Segundo os letrados da década de 1880, a rua que mais traduzia a fisionomia e a alma do Rio de Janeiro era a Rua do Ouvidor, ponto de encontro da sociedade carioca daquela época. O médico e escritor Joaquim Manuel de Macedo (1820-1882) referia-se a ela como sendo “a mais passeada e concorrida, e mais leviana, indiscreta, bisbilhoteira, esbanjadora, fútil, noveleira, poliglota e enciclopédica de todas as ruas”, onde se falava e se ocupava de tudo. Para o historiador Delgado de Carvalho, era “o pulso da cidade”, orgulho da corte e sonho dos provincianos. Nessa época, citado pelo escritor Arnaldo Faro, um viajante que esteve na cidade registrou suas impressões: “O Rio de Janeiro é o Brasil e a Rua do Ouvidor é o Rio de Janeiro”. Por volta de 1820, comerciantes e modistas começaram a se fixar naquela artéria urbana. Logo vieram se juntar a eles perfumistas e cabeleireiros – protagonistas de origem francesa. 

As vitrines dessa famosa rua expunham os objetos de desejo que poderiam ser comprados por alguns e vistos por todos. “Ah! as lojas de comércio elegante”, diziam vaidosamente as senhoras da boa sociedade imperial. Afinal, não bastava ser; era necessário parecer! Assim pensando, as lojas concentradas na Rua do Ouvidor permaneciam encantando os olhares femininos fixados na moda europeia, especialmente no que era importado da França.

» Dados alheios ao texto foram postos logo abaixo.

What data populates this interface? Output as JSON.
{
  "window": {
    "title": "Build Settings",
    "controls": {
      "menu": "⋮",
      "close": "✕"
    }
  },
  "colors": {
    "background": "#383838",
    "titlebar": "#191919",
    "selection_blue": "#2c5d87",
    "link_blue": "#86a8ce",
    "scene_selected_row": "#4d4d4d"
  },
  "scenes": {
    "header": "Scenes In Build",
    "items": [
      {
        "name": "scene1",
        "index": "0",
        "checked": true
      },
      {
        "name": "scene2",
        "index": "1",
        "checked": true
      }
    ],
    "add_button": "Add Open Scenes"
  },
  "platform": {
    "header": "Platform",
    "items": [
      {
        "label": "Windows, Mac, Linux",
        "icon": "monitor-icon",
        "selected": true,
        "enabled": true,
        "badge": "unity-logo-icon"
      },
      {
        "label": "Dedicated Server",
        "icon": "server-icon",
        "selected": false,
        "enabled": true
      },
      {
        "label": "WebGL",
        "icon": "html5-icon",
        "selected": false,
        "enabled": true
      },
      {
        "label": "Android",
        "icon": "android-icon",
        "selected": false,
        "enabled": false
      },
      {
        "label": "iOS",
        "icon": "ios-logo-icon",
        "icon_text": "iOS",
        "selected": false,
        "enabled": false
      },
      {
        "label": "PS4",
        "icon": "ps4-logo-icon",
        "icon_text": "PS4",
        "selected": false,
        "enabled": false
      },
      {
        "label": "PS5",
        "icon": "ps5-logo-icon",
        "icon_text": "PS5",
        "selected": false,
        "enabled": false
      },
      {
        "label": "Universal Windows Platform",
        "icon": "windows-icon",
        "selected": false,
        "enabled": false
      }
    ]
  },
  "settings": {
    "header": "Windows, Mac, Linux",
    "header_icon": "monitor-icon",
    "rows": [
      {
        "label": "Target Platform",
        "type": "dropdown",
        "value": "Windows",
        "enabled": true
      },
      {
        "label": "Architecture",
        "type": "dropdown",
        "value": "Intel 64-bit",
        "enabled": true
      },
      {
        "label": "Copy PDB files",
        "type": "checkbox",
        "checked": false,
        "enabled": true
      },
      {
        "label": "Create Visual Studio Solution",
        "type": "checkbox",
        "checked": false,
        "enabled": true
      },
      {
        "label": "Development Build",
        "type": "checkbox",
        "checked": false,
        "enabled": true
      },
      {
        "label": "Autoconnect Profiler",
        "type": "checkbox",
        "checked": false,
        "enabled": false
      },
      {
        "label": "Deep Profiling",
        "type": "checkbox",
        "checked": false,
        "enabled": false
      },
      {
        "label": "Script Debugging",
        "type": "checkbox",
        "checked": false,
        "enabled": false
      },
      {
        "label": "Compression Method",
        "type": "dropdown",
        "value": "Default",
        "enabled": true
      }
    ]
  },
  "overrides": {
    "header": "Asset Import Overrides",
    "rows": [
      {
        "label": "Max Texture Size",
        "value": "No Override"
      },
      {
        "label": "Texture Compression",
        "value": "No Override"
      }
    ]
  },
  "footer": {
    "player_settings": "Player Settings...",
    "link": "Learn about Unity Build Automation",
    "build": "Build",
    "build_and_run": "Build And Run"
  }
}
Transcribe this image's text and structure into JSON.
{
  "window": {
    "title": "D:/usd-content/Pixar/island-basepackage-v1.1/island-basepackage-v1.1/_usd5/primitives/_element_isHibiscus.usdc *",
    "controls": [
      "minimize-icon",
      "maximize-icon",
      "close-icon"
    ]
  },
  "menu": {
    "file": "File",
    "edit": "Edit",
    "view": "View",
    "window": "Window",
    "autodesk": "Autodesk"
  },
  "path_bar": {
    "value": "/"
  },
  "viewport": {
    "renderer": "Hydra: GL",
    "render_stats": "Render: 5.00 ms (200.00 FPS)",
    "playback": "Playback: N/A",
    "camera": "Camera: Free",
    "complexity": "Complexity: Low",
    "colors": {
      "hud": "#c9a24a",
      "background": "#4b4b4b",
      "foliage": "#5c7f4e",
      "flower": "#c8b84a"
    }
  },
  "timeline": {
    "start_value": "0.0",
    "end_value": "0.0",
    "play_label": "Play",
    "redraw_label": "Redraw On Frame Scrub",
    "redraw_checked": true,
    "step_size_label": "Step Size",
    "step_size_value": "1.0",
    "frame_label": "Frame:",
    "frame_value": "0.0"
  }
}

Os perfumes, no século XIX nomeados de aromáticos, passaram a caminhar ao lado da moda, em uma verdadeira parceria mantida até hoje.

No século XIX, nomes importados eram usados como uma forma de traduzir a origem do que era comercializado na Ouvidor. Se aquela que antes era a iaiá, agora mademoiselle, precisasse comprar roupas novas, deveria ir até a casa de modas de madame Dreyfus ou o Palais Royal. Tecidos finos, linhos, cambraias? Notre Dame. Vestimentas para cavalheiros? No alfaiate Raunier ou na Tour Eiffel. Precisando de chapéus? Casa Douvizi. Roupas femininas para montaria? La Belle Amazone.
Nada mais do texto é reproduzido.